Yesterday, the pound opened trading at 1.256 against the dollar and the pair declined to as low as 1.251 as the UK Prime Minister Theresa May announced snap general election on June 8th. However, it not only recovered the lost grounds, the pair moved to as high as 1.29, only to retrace back to 1.284 by the end of the day. It cleared a key resistance around 1.27 area and the fierce break changed our short to medium term outlook in the pound. We now expect the pound to reach as high as 1.356 against the dollar with interims targets around 1.297, 1.305, and 1.32 against the dollar.
But does this move change our longer term outlook?

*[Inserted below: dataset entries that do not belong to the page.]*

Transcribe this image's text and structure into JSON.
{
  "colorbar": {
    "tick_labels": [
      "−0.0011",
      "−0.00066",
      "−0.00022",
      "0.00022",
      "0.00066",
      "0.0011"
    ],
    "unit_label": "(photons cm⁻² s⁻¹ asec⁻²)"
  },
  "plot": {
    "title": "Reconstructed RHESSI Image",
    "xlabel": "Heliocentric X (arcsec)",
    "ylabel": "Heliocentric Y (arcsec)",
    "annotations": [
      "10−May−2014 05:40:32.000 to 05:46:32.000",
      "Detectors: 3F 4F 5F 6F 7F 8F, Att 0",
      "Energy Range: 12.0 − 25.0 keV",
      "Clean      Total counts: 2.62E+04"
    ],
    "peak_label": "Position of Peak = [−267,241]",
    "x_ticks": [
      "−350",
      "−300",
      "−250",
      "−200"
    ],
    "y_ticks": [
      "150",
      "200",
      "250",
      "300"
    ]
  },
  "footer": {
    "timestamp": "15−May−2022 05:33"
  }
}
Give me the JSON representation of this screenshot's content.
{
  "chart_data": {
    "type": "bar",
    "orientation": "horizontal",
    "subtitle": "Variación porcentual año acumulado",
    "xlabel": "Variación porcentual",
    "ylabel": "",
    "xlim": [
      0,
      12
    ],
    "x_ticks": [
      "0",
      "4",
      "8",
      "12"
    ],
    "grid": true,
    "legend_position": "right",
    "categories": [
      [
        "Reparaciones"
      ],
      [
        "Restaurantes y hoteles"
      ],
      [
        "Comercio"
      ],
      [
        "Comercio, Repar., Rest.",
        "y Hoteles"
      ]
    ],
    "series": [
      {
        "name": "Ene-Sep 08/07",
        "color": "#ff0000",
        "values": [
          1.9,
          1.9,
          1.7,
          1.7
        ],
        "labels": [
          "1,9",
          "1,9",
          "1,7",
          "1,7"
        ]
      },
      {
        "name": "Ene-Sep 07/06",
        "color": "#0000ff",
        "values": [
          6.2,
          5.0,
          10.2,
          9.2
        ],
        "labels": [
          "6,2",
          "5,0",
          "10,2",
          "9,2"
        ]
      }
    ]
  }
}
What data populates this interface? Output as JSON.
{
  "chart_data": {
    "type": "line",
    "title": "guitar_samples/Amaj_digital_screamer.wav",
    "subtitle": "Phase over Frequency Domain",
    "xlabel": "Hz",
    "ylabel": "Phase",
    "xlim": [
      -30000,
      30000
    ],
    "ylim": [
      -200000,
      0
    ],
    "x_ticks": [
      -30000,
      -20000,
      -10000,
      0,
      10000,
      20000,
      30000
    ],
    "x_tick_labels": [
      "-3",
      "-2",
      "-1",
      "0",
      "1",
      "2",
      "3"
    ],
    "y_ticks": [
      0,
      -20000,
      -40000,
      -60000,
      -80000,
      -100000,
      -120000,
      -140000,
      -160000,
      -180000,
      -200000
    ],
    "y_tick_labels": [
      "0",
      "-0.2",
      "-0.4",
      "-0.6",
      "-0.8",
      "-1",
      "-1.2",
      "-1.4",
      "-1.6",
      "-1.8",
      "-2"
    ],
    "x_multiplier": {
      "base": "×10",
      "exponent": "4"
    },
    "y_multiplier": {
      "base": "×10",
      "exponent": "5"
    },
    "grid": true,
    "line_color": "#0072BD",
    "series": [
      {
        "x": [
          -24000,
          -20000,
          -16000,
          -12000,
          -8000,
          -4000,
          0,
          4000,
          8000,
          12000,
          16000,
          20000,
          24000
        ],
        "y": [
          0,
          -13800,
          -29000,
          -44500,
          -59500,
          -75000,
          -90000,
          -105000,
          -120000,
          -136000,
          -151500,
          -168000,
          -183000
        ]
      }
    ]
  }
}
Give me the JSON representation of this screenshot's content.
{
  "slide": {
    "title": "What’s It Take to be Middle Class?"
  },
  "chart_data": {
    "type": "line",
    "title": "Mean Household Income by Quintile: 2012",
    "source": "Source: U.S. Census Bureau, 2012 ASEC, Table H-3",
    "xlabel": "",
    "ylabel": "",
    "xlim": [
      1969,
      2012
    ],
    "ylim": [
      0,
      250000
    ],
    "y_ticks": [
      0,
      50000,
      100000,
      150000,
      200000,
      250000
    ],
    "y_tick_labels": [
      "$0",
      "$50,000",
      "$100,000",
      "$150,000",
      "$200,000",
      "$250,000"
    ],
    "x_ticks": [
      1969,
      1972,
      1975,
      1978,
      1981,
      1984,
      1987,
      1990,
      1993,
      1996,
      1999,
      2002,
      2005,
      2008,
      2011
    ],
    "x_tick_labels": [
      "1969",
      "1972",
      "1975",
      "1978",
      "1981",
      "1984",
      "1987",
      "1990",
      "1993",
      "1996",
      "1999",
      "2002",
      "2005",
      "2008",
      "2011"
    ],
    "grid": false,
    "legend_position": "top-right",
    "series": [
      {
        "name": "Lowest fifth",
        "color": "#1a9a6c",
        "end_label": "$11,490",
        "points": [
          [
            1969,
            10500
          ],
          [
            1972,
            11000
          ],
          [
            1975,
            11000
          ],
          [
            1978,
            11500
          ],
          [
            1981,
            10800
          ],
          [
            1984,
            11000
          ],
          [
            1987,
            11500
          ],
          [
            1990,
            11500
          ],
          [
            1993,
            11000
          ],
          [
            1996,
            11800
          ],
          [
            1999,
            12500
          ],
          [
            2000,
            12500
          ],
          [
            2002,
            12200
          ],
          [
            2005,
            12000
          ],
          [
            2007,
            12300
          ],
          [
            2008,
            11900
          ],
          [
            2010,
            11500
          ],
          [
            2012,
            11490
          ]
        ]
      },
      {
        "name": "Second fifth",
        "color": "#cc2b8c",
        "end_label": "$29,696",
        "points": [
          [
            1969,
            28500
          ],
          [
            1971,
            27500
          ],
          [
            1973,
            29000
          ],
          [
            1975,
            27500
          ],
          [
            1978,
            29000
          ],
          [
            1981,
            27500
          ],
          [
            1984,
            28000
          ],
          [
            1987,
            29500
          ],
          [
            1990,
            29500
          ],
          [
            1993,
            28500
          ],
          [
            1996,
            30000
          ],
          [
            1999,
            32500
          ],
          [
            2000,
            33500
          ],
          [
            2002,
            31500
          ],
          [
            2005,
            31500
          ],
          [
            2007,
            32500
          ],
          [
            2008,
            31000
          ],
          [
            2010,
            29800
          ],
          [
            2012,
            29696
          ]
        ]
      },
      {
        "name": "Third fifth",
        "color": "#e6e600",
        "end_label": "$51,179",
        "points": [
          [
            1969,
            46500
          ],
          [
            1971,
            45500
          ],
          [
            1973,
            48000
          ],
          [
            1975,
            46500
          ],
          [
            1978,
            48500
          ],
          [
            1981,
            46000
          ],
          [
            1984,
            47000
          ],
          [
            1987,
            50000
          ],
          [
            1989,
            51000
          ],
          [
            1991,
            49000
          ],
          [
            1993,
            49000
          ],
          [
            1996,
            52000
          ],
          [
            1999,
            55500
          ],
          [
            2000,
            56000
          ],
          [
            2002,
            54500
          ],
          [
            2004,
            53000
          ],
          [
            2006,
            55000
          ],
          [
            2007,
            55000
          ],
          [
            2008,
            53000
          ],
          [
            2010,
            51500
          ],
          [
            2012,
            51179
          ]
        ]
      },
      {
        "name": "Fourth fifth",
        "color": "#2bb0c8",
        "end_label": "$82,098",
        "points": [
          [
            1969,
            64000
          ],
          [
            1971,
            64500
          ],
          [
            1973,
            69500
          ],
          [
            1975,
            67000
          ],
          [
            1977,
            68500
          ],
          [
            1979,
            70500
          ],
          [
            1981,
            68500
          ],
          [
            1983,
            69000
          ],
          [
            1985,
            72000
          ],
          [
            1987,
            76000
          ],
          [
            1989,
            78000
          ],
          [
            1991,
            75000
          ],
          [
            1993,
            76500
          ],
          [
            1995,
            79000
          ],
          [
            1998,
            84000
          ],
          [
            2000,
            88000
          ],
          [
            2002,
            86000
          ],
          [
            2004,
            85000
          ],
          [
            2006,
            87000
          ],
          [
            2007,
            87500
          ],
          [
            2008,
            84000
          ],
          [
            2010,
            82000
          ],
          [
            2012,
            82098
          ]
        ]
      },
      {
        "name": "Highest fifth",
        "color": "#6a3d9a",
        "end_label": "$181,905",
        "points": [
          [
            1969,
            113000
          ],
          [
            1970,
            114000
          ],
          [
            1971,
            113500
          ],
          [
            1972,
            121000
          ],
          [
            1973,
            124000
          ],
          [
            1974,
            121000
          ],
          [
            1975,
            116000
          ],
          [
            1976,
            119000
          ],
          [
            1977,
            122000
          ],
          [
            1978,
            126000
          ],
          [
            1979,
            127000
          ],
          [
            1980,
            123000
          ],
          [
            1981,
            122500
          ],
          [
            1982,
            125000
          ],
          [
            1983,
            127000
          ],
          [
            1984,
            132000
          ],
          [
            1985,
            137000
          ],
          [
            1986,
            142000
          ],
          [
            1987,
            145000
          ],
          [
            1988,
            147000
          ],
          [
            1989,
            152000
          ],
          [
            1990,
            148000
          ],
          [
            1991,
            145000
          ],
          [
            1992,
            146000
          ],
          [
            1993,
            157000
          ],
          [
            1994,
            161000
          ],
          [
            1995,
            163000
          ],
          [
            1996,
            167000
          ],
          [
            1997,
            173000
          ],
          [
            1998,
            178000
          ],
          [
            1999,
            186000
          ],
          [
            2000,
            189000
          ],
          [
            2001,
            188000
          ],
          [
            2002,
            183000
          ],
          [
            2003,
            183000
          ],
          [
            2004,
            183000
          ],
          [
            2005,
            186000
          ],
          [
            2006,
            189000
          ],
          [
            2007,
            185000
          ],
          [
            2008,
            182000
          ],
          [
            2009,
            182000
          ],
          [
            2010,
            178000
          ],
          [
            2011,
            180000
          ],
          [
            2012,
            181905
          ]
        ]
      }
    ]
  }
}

The answer is no. In July last year, we recommended a long-term call to our readers to short the pound at the then current rate of 1.346 against the dollar and at rallies with a target around parity. However, we were expecting corrections towards 1.4 against the dollar which did not happen.
So, why we say no?
The assumptions behind yesterday’s rally were that the Theresa May government would enjoy a decisive victory in June and that will strengthen UK’s position in the ongoing Brexit negotiations. It is also assumed that the election outcome would deliver stable governance until 2022, a long enough time to deliver Brexit.
While the polls continue to favor Ms. May, we have learned in the recent past that polls can be deceiving. Hence, the risk of a more unstable government is not null. In addition to that, the election can’t shield the United Kingdom from some of the Brexit attacks by the European Union and it doesn’t make the negotiations easy. While the election announcement is definitely an important fundamental change, it is not enough to change our longer-term bearish outlook in the pound.